With respect to the plaintiff’s claim, the defendant maintained three key objections:
- That the policy limit of $10,000,000 applied;
- That the payments to the other design subcontractor eroded the limit;
- That the defendant’s own claim expenses eroded the limit; and
- That there was no coverage for the plaintiff’s financing costs.
The case turned on two factors: (1) an inconsistency in the wording of the coverage obligations; and (2) whether the declarations’ language was enough to impose limits on coverage.
The Court concluded that the $10,000,000 limit did not apply to the Mitigation of Loss coverage. The three other coverages’ wording expressly stipulated that they were subject to available policy limits – Mitigation of Loss did not. That absence was, the Court concluded, consistent with the different nature of the Mitigation of Loss coverage. It insured the first-party risk of defects remedied during construction, and could be triggered absent a claim against the insured. For that reason, the policy’s Limits of Liability Clause, which applied the specified limits to “CLAIMS made against the INSURED” was not enough to salvage the omission of limits from the coverage grant.
The defendant submitted that these deficiencies in the policy language were counteracted by the limits wordings in the declarations.
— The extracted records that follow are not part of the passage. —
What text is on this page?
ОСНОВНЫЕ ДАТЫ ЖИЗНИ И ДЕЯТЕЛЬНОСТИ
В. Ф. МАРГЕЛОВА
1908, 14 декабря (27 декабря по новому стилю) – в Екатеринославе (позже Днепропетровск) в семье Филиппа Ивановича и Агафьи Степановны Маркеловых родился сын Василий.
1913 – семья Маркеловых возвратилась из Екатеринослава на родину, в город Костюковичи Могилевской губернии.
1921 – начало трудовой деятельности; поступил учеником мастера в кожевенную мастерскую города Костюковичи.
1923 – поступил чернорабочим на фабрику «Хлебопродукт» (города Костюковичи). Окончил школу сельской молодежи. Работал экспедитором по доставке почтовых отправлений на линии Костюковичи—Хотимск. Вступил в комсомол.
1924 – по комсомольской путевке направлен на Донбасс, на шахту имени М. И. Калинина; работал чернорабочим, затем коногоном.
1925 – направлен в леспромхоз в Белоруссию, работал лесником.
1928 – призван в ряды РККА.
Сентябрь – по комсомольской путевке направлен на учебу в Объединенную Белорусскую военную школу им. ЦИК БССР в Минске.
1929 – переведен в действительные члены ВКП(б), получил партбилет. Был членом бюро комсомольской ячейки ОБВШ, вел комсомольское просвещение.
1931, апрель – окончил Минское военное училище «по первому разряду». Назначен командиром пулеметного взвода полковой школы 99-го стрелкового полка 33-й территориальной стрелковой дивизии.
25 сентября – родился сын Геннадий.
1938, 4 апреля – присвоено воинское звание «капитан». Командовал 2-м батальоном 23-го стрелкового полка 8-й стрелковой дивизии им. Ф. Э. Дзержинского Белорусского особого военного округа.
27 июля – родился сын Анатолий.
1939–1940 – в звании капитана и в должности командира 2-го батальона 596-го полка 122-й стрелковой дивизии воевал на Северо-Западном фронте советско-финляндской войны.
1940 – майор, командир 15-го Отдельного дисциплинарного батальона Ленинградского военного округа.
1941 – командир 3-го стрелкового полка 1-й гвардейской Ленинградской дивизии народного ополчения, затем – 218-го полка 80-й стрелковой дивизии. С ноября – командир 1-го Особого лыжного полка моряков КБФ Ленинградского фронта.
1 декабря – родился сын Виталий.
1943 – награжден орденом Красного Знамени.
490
As a general rule, the Court observed that declaration pages are subordinate to policy wordings, absent specific language to the contrary. The phrase “on terms and conditions contained in the forms indicated” agreed with this general rule. The policy wording clearly provided Mitigation of Loss coverage, and so the absence of a coverage-specific policy limit could not remove it. The reference to “Claims” reinforced the Court’s view that the policy limits applied only to the other, claims-based coverages.
The unique wording of the Mitigation of Loss coverage grant, combined with the absence of language addressing that grant in the declarations page, was fatal to the defendant’s position – Mitigation of Loss coverage was not subject to policy limits.
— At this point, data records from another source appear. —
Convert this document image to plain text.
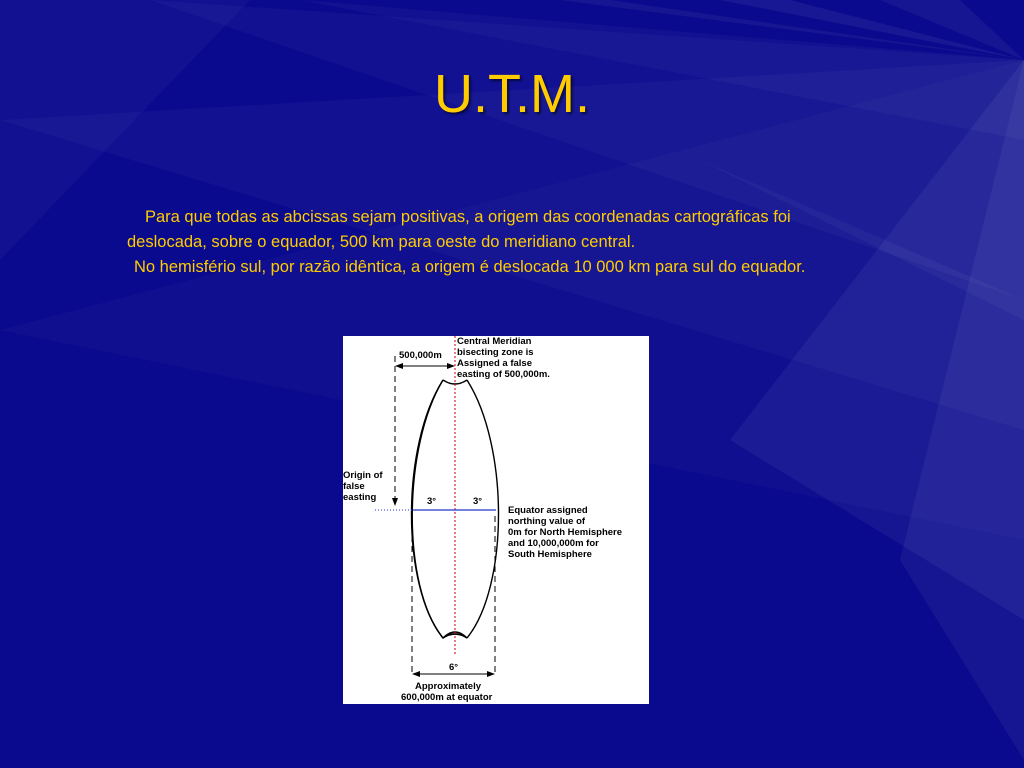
U.T.M.
Para que todas as abcissas sejam positivas, a origem das coordenadas cartográficas foi
deslocada, sobre o equador, 500 km para oeste do meridiano central.
No hemisfério sul, por razão idêntica, a origem é deslocada 10 000 km para sul do equador.
500,000m
Central Meridian
bisecting zone is
Assigned a false
easting of 500,000m.
Origin of
false
easting	3°	3°
Equator assigned
northing value of
0m for North Hemisphere
and 10,000,000m for
South Hemisphere
6°
Approximately
600,000m at equator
In the alternative, the Court made findings worth noting on the other issues:
- Claims could erode limits once they crystallized.
- Some of the defendant’s claims would have been deductible from limits, and for purposes of competing insureds’ claims, would be deductible as individually incurred.
- While financing charges were not compensable, they could be awarded as compensatory damages for a breach of the duty of good faith. Given that timelines for adjusting the loss had previously been established by court order, the Court concluded that compensatory damages equal to the plaintiff’s financing costs from that court-ordered deadline to date was appropriate.
Consistency in wordings is vital. Remember that coverage grants will be interpreted broadly. If only some grants of coverage reference policy limits or exclusions, the rest will prove more generous than underwriters expect.
Importantly, declarations pages cannot be relied on to limit coverage unless their language clearly meshes with and overrides the policy wording. Aligning declarations language with policy wordings is critical – generic terms like “claims” are not enough if they are not consistently used in both the declarations and wordings.